PS: alle oben genannten Par-port sachen sind nicht als Modul, sondern fest in den Kernel kompiliert.

----------

## mentor69

 *gfc wrote:*   

> da guckst du:
> 
> http://www.linuxprinting.org/show_printer.cgi?recnum=61472

 

Okay, ich hab mir jetzt diesen Treiber herunter geladen, nur wie installier ich ihn ????

----------

## sieter

hier steht´s: 

http://www.gentoo.de/inhalte/doku/fortgeschritten/drucken/

 :Rolling Eyes: 

----------

## mentor69

 *lo4dro wrote:*   

> 
> 
> Was zeit ls -l /dev/lp0 (/dev/lp*) an

 

bash-2.05b# ls -l /dev/lp0

ls: /dev/lp0: No such file or directory

----------

## lo4dro

 *mentor69 wrote:*   

>  *lo4dro wrote:*   
> 
> Was zeit ls -l /dev/lp0 (/dev/lp*) an 
> 
> bash-2.05b# ls -l /dev/lp0
> ...

 

Also wenn du kein /dev/lp0 hast kanst due es auch nicht benutzen.
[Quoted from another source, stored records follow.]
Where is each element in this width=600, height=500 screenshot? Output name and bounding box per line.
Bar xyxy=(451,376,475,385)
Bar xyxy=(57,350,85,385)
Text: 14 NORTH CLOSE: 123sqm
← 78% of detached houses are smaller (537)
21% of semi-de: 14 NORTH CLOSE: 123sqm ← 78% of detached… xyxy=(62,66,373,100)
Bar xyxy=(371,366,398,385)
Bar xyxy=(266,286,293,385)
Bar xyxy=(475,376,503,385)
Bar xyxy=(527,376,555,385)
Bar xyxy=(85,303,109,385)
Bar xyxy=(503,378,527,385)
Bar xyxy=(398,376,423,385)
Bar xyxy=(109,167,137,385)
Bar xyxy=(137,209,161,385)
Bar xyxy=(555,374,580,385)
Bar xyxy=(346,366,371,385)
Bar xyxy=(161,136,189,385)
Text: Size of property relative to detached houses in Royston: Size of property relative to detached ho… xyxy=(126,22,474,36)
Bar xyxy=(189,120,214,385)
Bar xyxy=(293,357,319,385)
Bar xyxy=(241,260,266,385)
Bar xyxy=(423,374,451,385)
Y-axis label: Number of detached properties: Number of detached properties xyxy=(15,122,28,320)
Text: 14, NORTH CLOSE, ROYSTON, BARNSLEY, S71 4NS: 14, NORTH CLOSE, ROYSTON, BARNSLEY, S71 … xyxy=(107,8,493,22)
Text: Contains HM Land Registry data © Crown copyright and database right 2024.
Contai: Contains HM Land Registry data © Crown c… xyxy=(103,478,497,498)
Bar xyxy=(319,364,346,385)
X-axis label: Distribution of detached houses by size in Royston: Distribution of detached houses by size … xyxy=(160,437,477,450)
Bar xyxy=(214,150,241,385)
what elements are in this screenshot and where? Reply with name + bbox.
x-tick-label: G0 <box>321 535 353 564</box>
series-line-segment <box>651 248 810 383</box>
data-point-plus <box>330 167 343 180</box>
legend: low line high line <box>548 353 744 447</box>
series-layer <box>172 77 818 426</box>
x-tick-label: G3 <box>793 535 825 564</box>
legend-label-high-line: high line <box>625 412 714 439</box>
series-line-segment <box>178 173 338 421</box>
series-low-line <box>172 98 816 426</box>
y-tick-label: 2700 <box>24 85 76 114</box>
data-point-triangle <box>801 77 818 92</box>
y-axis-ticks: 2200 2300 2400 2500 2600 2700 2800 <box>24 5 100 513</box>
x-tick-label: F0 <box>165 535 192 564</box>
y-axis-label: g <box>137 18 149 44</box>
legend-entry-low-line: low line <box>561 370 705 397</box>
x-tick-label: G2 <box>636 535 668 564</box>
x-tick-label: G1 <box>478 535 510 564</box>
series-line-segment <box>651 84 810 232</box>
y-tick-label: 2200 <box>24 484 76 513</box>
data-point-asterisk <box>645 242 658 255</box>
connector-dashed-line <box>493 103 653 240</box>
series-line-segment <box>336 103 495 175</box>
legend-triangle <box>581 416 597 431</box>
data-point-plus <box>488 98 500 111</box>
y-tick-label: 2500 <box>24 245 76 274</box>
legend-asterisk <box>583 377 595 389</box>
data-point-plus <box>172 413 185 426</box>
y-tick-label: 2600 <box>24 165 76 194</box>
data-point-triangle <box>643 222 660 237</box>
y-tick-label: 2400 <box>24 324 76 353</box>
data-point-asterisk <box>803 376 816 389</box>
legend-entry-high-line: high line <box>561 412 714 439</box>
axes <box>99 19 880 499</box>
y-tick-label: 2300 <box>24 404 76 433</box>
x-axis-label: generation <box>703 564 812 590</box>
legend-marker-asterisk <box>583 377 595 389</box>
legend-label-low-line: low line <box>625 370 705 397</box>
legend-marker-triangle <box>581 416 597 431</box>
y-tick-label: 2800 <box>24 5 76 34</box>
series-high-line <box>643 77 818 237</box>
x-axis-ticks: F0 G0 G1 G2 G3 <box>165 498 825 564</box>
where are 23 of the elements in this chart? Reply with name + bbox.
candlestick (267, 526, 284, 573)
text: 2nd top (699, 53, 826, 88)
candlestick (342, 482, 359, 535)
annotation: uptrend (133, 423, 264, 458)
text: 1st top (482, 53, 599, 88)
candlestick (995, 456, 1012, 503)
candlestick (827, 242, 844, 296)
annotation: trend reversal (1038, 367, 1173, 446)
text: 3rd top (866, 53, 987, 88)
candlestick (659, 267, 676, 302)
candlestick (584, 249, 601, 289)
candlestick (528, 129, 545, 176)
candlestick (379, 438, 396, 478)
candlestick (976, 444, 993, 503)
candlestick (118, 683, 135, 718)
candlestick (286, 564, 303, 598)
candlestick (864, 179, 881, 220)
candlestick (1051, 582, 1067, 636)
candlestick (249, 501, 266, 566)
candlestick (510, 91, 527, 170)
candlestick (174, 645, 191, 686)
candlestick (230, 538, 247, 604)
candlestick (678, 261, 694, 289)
Mach mal ein "ls -l /dev/printers/0"

Wenn es das gib lege eine softlink an.

ln -s /dev/printers/0 /dev/lp0

Kernel Support vergessen?

devfs vergessen?

Mach mal ein "ls -l /dev/printers/" wenn es das auch nicht gibt

----------

## mentor69

bash-2.05b# ls -l /dev/printers/0

ls: /dev/printers/0: No such file or directory

bash-2.05b# ls -l /dev/printers/

ls: /dev/printers/: No such file or directory

Kernel Support ist drin, der Kernel erkennt den Drucker auch,

devfs ist auch drin...

Keine Ahnung wieso das nicht da ist, ich hab ganz normal nach Anleitung installiert...  :Rolling Eyes: 

----------

## mentor69

Kann denn keiner helfen ?? Mist...

----------

## Robelix

Ist parport wirklich im kernel?

Schau' mal in /var/log/kern.log ob du dazu etwas findest.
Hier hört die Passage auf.